Fernwärmeatlas
Wer hier wohnt, sollte eine Wärmepumpe kaufen
18.06.2026 – 07:12 UhrLesedauer: 2 Min.

In diesen Tagen finalisieren die ersten deutschen Großstädte ihre Wärmepläne. Eine Studie zeigt jetzt schon, wo in Zukunft die Fernwärme die besten Chancen hat.
In den nächsten Jahren werden in ganz Deutschland die Weichen für die Wärmewende gestellt. Bis zum 30. Juni müssen die ersten deutschen Großstädte ihre kommunale Wärmeplanung abgeschlossen haben. Darin sollen sie festlegen, welche Heizungsarten in welchen Teilen der Stadt verfügbar sein werden. Dies soll Eigentümern und Eigentümerinnen einen Hinweis liefern, wie sie in Zukunft klimaneutral heizen können.
Unterschieden wird in der Regel zwischen zwei Formen: der dezentralen und der zentralen Wärmeversorgung. Klimafreundliche dezentrale Heizsysteme sind Wärmepumpen oder auch Solarthermieanlagen oder Pelletheizungen; zentrale Wärmelösungen umfassen die Fern- und Nahwärme. Aber nicht überall kann die Fernwärme ausgebaut werden. In abgelegenen Regionen, in denen nur wenige Haushalte leben, oder in Regionen, die kaum Zugang zu klimafreundlichen Wärmequellen haben (etwa Flüssen, Seen oder auch Industriezentren, die Abwärme bereitstellen können), wird die Fernwärme nur schwer zu realisieren sein.
Fernwärme kommt nicht überall
Wo genau die Fernwärme eine Zukunft hat, hat nun das Forschungs- und Beratungsunternehmen Prognos veröffentlicht. Zuerst hatten das „Handelsblatt“ und „Tagesspiegel Background“ über den Fernwärmeatlas des Instituts berichtet.

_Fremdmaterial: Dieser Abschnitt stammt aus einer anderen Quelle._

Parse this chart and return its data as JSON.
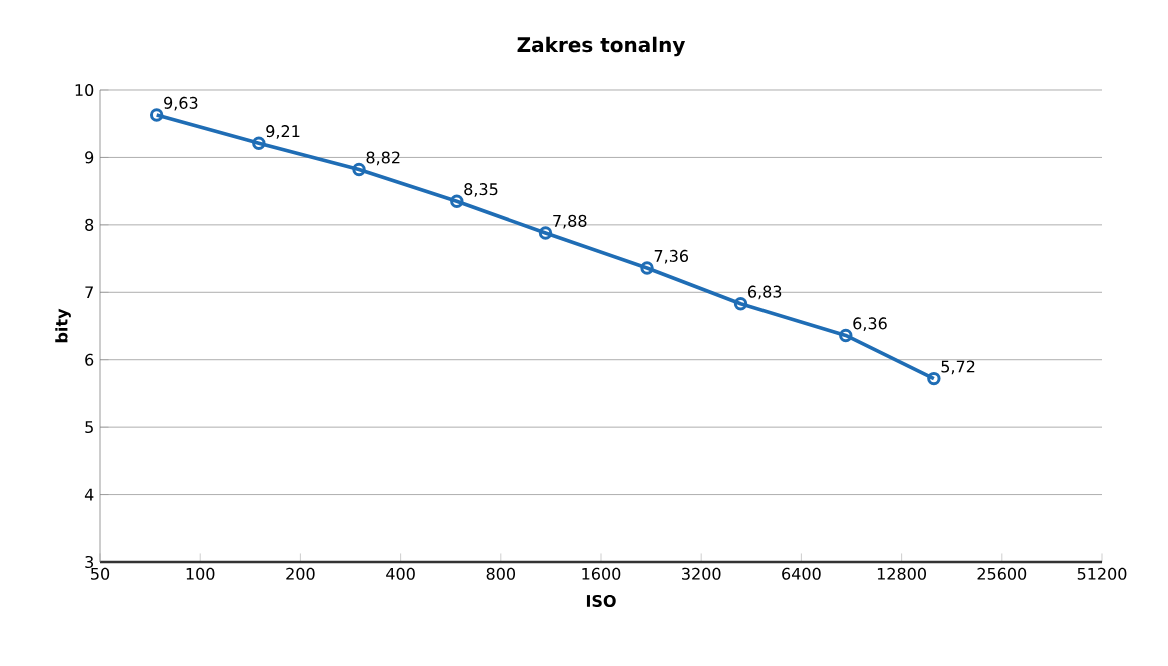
{
  "chart_data": {
    "type": "line",
    "title": "Zakres tonalny",
    "xlabel": "ISO",
    "ylabel": "bity",
    "x": [
      74,
      150,
      300,
      590,
      1090,
      2200,
      4200,
      8700,
      16000
    ],
    "values": [
      9.63,
      9.21,
      8.82,
      8.35,
      7.88,
      7.36,
      6.83,
      6.36,
      5.72
    ],
    "value_labels": [
      "9,63",
      "9,21",
      "8,82",
      "8,35",
      "7,88",
      "7,36",
      "6,83",
      "6,36",
      "5,72"
    ],
    "color": "#1f6db5",
    "marker": "circle",
    "log": "x",
    "grid": "y",
    "xlim": [
      50,
      51200
    ],
    "xticks": [
      50,
      100,
      200,
      400,
      800,
      1600,
      3200,
      6400,
      12800,
      25600,
      51200
    ],
    "ylim": [
      3,
      10
    ],
    "yticks": [
      3,
      4,
      5,
      6,
      7,
      8,
      9,
      10
    ]
  }
}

Demnach könnte die Fernwärme rein rechnerisch bis 2045 rund 48 Prozent der Wärmenachfrage in Deutschland abdecken. Vor allem wird sie in Großstädten vorhanden sein, grundsätzlich haben aber Nord- und Ostdeutschland die besten Voraussetzungen für die Fernwärme. Wer in den Bundesländern Schleswig-Holstein, Hamburg, Mecklenburg-Vorpommern, Brandenburg, Berlin, Sachsen-Anhalt oder Sachsen lebt, hat schon heute die höchsten Fernwärmeanteile am Wärmeverbrauch (über 15 Prozent). Dort können viele Eigentümer also auf eine dezentrale Heizungslösung hoffen.
Im Süden und Westen hingegen ist Fernwärme heute eher eine Rarität – der Bau der Netze müsste also von vorn losgehen.
Prognos hat aber insgesamt sieben „Hidden Champions“ herausgefiltert, die heute kaum Fernwärme nutzen, aber teilweise die besten geografischen Voraussetzungen dafür haben: Frankenthal (Pfalz), Konstanz, Memmingen, Neustadt an der Weinstraße, Pirmasens, Straubing und Worms. Hier würde sich der Neubau der Netze nach Ansicht der Forschenden besonders lohnen.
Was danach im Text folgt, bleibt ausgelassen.